Conforme a su autopercepción la Alemania reunificada no es una “democracia postnacional entre Estados nacionales” (Karl Dietrich Bracher), sino un Estado nacional democrático postclásico entre otros, firmemente inserto en la agrupación supranacional de Estados que es la Unión Europea (UE). Mucho es lo que separa al primer del segundo Estado nacional alemán, a saber, todo aquello que convirtió al imperio bismarckiano en un Estado militar y autoritario. No obstante, también hay continuidades entre el primer y el segundo Estado nacional alemán. Como Estado constitucional, federal y social de Derecho, la Alemania reunificada sigue tradiciones que se remontan al siglo XIX. Otro tanto puede afirmarse del sufragio universal e igual y la estructura parlamentaria, desarrollada ya en los tiempos del Reichstag, la Dieta del Imperio. También es ostensible una continuidad espacial: El Tratado 2 + 4, acta fundacional internacional de la Alemania reunificada, reafirmó nuevamente la solución de la “pequeña Alemania”, es decir, la estatalidad disociada para Alemania y Austria.

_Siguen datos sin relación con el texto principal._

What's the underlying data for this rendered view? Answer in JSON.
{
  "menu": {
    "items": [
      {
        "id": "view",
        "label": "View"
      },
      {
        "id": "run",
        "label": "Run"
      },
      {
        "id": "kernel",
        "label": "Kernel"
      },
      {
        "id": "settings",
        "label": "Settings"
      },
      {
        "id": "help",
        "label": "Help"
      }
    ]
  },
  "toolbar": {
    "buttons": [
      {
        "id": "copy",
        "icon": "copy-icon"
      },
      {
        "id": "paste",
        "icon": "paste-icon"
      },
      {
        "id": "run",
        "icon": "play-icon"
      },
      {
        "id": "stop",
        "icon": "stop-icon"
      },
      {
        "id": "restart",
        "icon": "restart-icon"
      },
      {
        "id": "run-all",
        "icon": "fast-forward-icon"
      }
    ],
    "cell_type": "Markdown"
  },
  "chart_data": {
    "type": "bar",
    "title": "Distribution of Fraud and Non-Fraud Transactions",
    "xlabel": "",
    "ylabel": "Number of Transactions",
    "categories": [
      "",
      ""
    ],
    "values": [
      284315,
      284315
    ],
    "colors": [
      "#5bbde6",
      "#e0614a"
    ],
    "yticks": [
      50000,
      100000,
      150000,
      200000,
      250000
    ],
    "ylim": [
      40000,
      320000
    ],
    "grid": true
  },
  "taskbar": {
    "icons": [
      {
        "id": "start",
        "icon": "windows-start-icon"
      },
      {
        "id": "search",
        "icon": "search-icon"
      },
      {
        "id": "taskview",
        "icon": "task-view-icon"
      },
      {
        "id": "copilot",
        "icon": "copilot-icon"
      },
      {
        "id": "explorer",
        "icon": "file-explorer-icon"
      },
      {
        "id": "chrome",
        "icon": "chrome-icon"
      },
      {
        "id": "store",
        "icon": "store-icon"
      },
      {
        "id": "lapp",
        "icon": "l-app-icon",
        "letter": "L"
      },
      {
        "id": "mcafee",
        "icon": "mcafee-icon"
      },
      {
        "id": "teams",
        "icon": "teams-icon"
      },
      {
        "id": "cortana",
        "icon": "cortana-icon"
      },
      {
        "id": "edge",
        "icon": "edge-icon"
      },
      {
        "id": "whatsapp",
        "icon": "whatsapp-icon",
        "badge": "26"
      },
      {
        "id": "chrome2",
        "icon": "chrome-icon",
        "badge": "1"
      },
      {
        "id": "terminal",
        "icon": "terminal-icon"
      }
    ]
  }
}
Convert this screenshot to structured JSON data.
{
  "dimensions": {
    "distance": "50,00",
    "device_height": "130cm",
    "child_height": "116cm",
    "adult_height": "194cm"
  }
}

La cuestión alemana está resuelta desde 1990 pero la cuestión europea sigue abierta. Desde las ampliaciones de 2004 y 2007 la Unión Europea abarca otros doce Estados, de los cuales diez tuvieron gobiernos comunistas hasta el viraje de 1989/91. Todos ellos son Estados pertenecientes al viejo Occidente, marcado por una tradición jurídica básicamente común, por la temprana separación del poder tanto religioso y secular como regio y estamental, pero también por la experiencia de las mortíferas consecuencias de los enfrentamientos religiosos y nacionales y del odio racista. La convergencia de las partes escindidas de Europa requiere tiempo. Solo se logrará si la profundización de la integración europea marcha pareja con la ampliación de la Unión. La profundización requiere algo más que reformas institucionales. Exige una reflexión conjunta sobre la historia europea y las conclusiones que de ella se derivan. La conclusión que prevalece sobre todas las demás es el reconocimiento de la vigencia universal de los valores occidentales, ejemplificados por los derechos humanos inalienables. Son los valores conjuntamente engendrados y acrisolados por Europa y América, los valores que profesan y proclaman y por los cuales han de medirse permanentemente en su devenir histórico.